Melissa Karp is a Fish Biologist in NOAA’s Office of Science & Technology’s National Stock Assessment Program (NSAP) located in NOAA’s headquarters offices in Silver Spring, MD. Her work focuses on supporting efforts to advance stock assessments methodology in the U.S., particularly related to the incorporation of ecosystem and climate information in the assessment and management process. Melissa first joined the NSAP team in 2017 as a Sea Grant John A. Knauss Marine Policy Fellow. She received a M.S. in marine science from the Virginia Institute of Marine Science in 2016 and a B.S. in Biology and Environmental Science from Tufts University in 2013.

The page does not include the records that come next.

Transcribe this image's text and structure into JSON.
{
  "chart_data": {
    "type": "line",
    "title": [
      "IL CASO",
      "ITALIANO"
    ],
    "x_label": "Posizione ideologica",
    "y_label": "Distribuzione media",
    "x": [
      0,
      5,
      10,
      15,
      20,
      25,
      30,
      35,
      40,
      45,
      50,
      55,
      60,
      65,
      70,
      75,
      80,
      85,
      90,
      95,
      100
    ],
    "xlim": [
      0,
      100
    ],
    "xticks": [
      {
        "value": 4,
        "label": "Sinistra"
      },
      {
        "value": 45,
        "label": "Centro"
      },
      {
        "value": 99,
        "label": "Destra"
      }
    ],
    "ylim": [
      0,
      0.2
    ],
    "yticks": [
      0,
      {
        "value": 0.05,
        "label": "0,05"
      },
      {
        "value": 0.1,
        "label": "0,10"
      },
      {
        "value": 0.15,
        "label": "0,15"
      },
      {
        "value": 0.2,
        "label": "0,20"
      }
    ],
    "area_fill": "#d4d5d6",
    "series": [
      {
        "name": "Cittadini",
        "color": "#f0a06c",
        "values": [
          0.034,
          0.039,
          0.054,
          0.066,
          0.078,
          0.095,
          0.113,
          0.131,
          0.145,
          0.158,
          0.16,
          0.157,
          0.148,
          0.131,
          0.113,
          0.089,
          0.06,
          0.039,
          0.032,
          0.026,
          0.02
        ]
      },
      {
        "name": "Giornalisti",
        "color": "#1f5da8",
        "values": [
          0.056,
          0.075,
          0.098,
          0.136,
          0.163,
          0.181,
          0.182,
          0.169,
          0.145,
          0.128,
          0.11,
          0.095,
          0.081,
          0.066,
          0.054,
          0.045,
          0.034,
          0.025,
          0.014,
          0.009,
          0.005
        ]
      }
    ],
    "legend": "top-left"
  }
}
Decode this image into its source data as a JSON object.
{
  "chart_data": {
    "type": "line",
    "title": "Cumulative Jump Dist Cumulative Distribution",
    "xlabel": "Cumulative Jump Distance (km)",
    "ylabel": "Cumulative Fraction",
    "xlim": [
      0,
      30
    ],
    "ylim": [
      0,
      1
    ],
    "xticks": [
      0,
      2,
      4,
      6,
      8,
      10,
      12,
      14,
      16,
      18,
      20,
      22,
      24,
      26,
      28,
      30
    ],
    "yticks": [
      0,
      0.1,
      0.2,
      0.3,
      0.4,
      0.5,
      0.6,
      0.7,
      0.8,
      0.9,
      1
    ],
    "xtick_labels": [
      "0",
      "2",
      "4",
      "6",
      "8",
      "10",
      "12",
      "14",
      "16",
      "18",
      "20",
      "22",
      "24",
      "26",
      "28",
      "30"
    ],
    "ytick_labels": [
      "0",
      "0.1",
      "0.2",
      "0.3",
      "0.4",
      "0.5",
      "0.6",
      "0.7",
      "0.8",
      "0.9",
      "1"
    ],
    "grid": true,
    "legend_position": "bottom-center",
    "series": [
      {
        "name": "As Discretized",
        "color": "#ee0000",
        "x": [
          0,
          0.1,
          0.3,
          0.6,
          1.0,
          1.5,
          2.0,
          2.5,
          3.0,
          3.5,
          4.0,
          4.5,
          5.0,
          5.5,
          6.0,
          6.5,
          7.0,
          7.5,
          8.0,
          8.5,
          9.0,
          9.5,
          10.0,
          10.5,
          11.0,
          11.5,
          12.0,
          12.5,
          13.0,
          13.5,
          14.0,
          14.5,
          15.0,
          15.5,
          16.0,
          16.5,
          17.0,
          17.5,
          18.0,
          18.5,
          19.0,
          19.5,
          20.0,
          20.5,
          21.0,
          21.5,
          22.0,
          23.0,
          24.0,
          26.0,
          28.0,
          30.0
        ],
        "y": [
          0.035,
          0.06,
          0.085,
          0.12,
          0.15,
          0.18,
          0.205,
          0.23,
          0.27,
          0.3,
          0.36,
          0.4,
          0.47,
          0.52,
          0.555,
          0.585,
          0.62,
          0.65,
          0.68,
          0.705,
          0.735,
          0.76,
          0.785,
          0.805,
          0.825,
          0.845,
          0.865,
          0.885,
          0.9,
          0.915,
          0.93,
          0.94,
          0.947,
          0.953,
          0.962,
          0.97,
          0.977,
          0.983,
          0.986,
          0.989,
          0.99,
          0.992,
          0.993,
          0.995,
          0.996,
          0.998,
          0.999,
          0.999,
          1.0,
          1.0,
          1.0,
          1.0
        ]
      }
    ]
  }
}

She will present information about the newly released Distribution Mapping and Analysis Portal (DisMAP), which is a user friendly and interactive website designed to provide visualization and analysis tools to better track, understand, and respond to shifting distributions of marine species. Marine species are moving in response to climate change, with impacts reaching far beyond the individual species moving to affect entire ecosystems, fisheries interactions, and coastal economies. Robust information on past, current, and expected future distributions of marine species is critical for effective ecosystem-based management and decision-making in all ocean use sectors. In general, information on species distributions is dispersed across multiple sources and regions and therefore not easily accessible across fisheries governance boundaries. In response to this need, NOAA Fisheries launched a new state-of-the-art mapping portal to consolidate information on species distributions into one easily accessible, interactive website: DisMAP. The current version of the portal displays data from fishery-independent surveys for six US regions (Northeast, Southeast, Gulf of Mexico, West Coast, Hawaii, and Alaska) and includes a map viewer and graphing capabilities to explore the distributions of over 400 marine fish and invertebrate species caught during the surveys. The portal is being developed in phases, with plans for future releases to include additional data types, model outputs, and functionalities. The interactive website will improve data sharing and collaboration, help fisheries managers and the fishing industry better plan for and respond to changes, and increase overall knowledge of species distributions. User-friendly tools like this play a critical role in decision-making for a climate-ready future. She is the project lead of this effort.